I was given a cheap sonic "jelwery" cleaner.

wondering if it will be worth my time? Might be good for grungy parts or shutter mechanisms,s
 
Funny you should mention ultrasonic cleaners. One of my staff people just asked me if I wanted my wedding ring cleaned as she's started up the cleaner for other purposes. My ring now looks like new (except for the multitude of tiny statches).
I imagine such a cleaner would work quite well for grungy parts, particulary if filled with some form of grease solvent.
 
Bottom end cheap ones usually are rather ineffective - it is easy to stick a ultrasonic transducer to a tank, but hard to design such a system to have a efficient ultrasonic energy distribution, so that you'll often end up with a very partial cleaning success.

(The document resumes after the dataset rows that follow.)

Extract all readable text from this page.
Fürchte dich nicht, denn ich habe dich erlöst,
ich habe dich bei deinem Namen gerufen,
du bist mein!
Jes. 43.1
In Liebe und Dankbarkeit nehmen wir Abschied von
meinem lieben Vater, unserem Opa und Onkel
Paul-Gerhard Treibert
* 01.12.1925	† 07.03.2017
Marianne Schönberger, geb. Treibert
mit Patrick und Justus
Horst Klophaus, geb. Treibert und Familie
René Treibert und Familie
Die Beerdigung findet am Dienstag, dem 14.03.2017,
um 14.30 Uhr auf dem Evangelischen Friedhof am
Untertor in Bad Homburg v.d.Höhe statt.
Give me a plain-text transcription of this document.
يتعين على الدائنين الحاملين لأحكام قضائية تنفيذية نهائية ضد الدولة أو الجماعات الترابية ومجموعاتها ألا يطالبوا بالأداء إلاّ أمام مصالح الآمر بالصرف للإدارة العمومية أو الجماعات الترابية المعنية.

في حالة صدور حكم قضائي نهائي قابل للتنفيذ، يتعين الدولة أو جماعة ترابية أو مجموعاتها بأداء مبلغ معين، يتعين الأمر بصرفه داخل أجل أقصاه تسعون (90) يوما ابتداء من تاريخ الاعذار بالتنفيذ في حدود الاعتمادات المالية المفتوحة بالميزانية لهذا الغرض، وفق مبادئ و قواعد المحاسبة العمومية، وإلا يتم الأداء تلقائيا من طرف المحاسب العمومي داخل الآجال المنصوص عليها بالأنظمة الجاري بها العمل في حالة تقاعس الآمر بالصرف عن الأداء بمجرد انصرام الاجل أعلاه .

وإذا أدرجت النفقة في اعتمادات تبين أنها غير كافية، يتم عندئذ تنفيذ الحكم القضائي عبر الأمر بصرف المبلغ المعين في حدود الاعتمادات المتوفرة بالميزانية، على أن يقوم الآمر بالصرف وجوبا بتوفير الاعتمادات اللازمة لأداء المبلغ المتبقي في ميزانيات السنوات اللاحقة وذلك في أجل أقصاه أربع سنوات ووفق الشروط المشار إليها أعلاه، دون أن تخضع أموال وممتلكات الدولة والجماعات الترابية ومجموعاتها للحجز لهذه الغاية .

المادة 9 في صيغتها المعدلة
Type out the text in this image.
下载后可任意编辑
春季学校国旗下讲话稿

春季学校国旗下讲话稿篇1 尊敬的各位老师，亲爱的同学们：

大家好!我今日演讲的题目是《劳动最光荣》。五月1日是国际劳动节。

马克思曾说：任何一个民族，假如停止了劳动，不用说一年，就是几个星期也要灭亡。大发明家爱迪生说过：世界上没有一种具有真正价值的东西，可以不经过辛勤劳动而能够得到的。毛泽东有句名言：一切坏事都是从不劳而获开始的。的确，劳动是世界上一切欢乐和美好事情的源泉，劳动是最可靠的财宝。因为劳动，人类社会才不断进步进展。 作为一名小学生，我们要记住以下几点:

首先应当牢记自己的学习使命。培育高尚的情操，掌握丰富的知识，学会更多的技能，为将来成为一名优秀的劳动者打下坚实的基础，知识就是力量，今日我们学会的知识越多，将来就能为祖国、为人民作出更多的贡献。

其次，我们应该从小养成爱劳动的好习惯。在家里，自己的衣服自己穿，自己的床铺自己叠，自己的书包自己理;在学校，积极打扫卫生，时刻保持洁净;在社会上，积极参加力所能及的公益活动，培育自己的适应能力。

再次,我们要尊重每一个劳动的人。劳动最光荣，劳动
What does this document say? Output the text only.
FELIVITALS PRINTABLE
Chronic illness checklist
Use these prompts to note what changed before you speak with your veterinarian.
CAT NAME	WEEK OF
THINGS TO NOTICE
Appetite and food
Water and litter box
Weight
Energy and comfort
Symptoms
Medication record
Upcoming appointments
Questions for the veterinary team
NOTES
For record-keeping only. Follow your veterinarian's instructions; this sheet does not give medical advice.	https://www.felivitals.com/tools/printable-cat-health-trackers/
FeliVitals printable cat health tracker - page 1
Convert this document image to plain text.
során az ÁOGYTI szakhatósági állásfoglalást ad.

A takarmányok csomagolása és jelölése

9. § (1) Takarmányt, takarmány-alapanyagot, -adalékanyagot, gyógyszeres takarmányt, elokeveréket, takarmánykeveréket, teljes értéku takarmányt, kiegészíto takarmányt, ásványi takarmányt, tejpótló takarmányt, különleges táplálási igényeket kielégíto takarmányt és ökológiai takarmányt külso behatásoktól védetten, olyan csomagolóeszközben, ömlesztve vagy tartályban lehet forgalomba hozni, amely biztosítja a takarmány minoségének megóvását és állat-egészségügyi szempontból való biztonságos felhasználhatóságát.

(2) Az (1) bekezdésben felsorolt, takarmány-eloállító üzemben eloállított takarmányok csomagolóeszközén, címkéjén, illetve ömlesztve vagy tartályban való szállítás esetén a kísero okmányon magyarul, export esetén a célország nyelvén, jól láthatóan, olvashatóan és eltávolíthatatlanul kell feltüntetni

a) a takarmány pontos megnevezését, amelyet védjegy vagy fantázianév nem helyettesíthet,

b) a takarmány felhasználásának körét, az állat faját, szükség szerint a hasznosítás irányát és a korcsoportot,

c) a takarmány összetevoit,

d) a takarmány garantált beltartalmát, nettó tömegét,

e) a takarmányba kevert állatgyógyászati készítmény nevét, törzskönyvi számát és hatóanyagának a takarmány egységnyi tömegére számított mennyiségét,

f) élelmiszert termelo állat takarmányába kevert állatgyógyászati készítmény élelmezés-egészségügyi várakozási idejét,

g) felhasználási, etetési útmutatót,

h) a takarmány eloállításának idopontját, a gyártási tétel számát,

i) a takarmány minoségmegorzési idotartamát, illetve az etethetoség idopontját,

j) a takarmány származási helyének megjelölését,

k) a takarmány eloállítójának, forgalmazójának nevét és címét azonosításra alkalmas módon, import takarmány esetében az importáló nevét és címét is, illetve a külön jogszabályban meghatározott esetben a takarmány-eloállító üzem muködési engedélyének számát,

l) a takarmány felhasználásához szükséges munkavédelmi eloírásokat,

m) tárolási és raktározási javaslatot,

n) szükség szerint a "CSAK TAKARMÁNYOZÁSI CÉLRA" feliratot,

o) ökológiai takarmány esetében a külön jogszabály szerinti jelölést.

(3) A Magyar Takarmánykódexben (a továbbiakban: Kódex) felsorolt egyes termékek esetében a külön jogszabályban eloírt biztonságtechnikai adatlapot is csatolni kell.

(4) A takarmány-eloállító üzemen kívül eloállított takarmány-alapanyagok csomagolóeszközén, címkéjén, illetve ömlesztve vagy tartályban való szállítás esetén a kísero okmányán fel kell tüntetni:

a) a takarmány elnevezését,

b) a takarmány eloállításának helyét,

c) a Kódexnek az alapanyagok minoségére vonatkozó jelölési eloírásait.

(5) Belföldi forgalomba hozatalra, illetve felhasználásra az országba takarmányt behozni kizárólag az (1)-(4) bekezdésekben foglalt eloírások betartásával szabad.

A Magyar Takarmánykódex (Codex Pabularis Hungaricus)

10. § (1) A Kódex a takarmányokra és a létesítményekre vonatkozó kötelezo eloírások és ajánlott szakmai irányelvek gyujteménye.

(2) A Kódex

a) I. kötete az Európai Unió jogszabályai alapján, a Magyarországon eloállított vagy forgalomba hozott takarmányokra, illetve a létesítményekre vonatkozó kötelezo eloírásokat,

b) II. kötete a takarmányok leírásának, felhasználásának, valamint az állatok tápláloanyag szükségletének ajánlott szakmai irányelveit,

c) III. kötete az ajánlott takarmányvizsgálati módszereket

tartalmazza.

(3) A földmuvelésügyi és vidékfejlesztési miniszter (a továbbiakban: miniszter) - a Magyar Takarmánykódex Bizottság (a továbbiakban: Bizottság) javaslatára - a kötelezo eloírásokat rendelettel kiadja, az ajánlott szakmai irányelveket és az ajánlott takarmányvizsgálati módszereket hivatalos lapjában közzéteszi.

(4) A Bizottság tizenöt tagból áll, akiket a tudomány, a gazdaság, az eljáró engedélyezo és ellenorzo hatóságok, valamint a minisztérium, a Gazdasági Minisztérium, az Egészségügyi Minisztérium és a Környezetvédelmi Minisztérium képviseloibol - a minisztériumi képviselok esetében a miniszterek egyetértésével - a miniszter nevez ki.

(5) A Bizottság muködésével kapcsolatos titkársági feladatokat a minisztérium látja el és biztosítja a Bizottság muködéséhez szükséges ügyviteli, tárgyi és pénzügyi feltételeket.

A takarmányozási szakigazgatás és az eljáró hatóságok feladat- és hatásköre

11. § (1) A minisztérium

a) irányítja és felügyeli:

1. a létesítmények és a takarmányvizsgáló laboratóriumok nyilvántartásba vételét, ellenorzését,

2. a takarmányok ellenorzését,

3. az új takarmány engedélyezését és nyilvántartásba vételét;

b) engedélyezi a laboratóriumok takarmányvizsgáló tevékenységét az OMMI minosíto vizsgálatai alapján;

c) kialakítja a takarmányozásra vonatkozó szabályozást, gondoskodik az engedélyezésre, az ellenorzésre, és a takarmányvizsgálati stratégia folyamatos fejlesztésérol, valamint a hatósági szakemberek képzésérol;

Higher end hobbyist ones and small workshop/dentists/opticians cleaners are good for camera parts cleaning, provided you use them with suitable cleaning fluids. In my experience, they won't speed up matters compared to solvent cleaning, but they eliminate its health, fire and environmental hazards.

It is no panacea, though, as you'll have to dry and relube whatever you put in there - it is only good for completely disassembled parts. Doing ultrasonic on partially assembled components will cause more problems than it eliminates.
 
It is no panacea, though, as you'll have to dry and relube whatever you put in there - it is only good for completely disassembled parts. Doing ultrasonic on partially assembled components will cause more problems than it eliminates.

Nonsense! http://www.certo6.com/gallery/shutter.html Yeah, this is sarcasm. Bonus points if you can tell what the most horribly wrong thing is that is happening in the photos.

Much later: (sigh) You NEVER allow metal parts to contact glass (not even a ceramic dog dish) in an ultrasonic cleaner. It pretty much guarantees you will get really tiny little sharp fragments of glass all through whatever you're cleaning.